Capturing greenhouse gases with help of light

Researchers at ETH Zurich are developing a new method to remove CO2 from the atmosphere. It involves molecules that become acidic when exposed to light. Their new process requires much less energy than conventional technologies.

Bubbles in a blue liquid through which light shines from above.
In the new process, air is channelled through a liquid to capture CO2. If the liquid is irradiated with light, the greenhouse gas is released again and can be collected (AI-generated symbol image). (Visualisation: ETH Zurich)

In brief

  • Researchers use light-reactive molecules to influence the acidity of a liquid and thereby capture of CO2.
  • They have developed a special mixture of different solvents to ensure that the light-reactive molecules remain stable over a long period of time.
  • Conventional carbon capture technologies are driven by temperature or pressure differences and require a lot of energy. This is no longer necessary with the new light-based process.

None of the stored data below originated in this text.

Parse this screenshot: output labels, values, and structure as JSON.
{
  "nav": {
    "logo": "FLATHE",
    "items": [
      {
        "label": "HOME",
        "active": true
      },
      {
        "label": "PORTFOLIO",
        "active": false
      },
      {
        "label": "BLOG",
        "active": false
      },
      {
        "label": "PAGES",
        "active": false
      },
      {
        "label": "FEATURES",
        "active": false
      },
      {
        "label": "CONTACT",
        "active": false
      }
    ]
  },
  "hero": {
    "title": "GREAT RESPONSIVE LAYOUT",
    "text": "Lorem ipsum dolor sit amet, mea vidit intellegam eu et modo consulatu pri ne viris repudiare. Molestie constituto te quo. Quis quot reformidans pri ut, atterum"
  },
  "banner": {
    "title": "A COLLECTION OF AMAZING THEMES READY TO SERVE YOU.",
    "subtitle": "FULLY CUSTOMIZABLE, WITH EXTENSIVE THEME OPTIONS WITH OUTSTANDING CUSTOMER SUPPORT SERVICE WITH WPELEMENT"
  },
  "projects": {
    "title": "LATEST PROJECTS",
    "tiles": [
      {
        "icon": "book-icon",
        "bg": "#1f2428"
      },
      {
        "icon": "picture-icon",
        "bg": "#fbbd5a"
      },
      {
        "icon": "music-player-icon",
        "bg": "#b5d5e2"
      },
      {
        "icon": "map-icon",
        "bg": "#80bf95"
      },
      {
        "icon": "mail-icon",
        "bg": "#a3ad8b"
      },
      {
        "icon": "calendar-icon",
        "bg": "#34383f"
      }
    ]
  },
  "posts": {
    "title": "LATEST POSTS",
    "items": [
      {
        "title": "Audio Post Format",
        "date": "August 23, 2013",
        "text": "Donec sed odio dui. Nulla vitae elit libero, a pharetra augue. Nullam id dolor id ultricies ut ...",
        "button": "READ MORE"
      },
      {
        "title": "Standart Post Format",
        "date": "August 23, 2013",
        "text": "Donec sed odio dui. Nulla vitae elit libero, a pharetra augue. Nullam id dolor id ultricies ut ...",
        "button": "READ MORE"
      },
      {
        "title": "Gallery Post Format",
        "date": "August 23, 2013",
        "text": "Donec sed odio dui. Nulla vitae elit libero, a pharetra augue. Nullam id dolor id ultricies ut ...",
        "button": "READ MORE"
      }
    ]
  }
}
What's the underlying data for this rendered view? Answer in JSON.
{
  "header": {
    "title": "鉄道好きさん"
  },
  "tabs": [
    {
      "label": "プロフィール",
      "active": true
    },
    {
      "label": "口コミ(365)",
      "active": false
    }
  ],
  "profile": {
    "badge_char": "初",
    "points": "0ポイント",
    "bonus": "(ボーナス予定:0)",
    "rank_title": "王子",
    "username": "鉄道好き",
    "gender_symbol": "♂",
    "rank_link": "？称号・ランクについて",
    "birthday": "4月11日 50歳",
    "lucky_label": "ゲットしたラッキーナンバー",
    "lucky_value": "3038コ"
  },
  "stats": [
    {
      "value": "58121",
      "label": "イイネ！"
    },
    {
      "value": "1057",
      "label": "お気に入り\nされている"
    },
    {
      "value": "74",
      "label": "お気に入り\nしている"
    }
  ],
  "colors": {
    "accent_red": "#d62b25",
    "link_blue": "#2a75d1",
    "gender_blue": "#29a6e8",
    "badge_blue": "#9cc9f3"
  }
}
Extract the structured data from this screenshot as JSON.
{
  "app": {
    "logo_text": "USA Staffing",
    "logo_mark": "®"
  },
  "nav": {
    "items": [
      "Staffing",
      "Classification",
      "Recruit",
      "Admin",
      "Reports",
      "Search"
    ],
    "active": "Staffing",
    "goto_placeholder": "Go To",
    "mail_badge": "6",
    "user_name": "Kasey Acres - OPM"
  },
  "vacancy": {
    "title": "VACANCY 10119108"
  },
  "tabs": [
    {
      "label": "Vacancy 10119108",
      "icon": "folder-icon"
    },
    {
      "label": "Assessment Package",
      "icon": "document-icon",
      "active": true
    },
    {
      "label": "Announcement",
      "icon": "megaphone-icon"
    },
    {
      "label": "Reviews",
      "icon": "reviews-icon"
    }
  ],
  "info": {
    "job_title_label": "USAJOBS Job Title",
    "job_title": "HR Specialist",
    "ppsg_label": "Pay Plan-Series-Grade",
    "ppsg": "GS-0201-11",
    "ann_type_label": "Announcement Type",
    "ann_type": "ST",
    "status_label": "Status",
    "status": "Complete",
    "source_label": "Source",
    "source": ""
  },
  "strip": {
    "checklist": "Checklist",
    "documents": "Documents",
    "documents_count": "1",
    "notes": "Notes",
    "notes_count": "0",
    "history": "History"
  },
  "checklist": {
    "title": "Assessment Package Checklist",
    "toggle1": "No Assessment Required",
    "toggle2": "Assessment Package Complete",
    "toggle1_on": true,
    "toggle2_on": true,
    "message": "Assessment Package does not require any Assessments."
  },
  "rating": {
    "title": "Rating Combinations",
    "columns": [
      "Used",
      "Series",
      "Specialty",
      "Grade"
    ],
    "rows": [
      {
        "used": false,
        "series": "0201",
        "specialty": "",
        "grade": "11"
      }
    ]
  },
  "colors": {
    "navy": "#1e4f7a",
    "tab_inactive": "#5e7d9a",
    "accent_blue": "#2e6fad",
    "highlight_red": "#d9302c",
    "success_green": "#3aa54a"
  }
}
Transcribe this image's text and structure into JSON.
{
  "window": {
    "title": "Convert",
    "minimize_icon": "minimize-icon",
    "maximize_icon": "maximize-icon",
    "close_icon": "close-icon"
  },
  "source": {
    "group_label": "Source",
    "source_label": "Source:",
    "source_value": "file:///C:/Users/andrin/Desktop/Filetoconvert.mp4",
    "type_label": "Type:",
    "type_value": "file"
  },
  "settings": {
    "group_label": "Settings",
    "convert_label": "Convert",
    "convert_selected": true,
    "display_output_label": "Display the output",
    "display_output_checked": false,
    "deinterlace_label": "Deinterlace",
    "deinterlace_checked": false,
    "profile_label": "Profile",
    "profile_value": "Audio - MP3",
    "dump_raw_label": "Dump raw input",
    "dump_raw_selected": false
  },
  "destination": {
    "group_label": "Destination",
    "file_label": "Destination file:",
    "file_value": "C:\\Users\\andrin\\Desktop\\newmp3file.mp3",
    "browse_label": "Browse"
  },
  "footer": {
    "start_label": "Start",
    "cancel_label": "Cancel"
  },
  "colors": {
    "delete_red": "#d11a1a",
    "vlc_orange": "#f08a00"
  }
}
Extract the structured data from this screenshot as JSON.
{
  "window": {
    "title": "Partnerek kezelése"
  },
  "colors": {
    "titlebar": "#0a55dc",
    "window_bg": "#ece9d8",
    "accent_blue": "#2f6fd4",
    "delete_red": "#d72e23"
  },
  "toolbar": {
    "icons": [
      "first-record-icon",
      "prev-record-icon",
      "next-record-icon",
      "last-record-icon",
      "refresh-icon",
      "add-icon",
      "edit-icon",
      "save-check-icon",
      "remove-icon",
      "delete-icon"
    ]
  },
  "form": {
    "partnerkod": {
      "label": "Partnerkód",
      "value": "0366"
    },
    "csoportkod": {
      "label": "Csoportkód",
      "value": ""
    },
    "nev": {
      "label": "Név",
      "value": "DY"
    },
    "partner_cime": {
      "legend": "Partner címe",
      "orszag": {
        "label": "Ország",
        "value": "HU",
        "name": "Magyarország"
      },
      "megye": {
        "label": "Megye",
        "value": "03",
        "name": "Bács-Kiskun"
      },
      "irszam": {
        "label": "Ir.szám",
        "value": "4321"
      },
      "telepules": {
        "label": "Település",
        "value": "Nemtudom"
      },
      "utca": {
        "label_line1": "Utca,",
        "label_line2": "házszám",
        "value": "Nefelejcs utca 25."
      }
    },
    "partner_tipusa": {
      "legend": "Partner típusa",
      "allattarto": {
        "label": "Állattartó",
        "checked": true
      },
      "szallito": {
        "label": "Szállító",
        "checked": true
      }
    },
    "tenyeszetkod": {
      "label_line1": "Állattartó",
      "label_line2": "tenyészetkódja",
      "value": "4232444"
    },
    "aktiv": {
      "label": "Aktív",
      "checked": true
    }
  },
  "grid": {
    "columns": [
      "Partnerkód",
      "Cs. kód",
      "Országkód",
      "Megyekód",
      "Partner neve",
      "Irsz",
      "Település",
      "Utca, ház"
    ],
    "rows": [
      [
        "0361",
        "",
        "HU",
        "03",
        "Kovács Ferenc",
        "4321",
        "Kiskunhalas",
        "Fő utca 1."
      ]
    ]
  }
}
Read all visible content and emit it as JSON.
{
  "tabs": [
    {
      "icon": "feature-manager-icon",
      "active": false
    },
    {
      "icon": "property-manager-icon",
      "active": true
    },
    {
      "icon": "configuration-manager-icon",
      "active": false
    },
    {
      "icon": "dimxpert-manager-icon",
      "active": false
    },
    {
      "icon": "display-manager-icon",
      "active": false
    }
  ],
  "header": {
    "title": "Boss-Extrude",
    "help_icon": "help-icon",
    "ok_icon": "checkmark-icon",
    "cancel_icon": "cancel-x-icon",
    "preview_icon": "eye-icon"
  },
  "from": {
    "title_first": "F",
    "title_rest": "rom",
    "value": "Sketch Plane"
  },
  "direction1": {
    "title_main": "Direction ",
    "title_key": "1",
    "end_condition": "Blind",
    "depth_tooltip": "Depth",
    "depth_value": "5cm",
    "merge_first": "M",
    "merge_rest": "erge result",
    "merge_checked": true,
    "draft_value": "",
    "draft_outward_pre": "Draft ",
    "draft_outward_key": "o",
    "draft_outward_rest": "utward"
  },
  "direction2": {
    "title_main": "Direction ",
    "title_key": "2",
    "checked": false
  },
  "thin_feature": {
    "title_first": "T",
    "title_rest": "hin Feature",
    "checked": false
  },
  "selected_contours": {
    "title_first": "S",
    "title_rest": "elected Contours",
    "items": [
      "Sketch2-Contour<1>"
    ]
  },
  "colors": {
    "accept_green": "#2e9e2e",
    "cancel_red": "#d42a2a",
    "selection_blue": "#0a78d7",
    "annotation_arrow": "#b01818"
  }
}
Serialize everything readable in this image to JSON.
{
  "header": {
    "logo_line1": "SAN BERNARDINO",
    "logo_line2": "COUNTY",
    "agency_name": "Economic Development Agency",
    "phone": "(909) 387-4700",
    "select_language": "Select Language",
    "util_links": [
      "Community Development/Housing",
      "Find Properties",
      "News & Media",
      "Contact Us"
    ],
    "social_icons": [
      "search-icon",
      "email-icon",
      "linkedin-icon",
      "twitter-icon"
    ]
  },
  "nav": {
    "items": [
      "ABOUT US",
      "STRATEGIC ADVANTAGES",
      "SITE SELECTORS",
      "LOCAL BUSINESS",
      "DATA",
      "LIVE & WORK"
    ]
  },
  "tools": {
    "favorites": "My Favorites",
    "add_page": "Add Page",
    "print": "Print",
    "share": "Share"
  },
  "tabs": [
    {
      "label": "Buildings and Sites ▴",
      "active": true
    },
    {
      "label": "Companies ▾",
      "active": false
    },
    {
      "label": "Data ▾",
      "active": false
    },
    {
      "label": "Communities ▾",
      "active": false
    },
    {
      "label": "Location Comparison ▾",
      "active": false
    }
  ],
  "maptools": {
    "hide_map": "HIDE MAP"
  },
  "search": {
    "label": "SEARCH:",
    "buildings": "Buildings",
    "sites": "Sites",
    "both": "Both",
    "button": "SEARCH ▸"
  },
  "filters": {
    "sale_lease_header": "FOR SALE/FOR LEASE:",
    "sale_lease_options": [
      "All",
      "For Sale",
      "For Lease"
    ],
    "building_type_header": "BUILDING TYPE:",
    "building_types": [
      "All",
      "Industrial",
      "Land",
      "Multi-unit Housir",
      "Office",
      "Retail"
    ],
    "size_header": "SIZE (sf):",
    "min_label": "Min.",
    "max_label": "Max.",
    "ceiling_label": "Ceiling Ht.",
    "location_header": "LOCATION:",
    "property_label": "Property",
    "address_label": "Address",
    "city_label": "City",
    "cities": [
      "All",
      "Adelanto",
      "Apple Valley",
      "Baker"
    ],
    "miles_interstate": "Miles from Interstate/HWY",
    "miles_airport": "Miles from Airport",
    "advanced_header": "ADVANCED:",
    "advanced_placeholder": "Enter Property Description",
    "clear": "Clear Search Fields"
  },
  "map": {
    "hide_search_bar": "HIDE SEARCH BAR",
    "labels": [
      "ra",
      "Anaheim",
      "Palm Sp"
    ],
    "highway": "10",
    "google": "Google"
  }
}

If we want to slow down global warming, we need to drastically reduce greenhouse gas emissions. Among other things, we need to do without fossil fuels and use more energy-​efficient technologies. However, reducing emissions alone won't do enough to meet the climate targets. We must also capture large quantities of the greenhouse gas CO2 from the atmosphere and either store it permanently underground or use it as a carbon-​neutral feed material in industry. Unfortunately, the carbon capture technologies available today require a lot of energy and are correspondingly expensive.

That's why researchers at ETH Zurich are developing a new method that uses light. With this process, in the future, the energy required for carbon capture will come from the sun.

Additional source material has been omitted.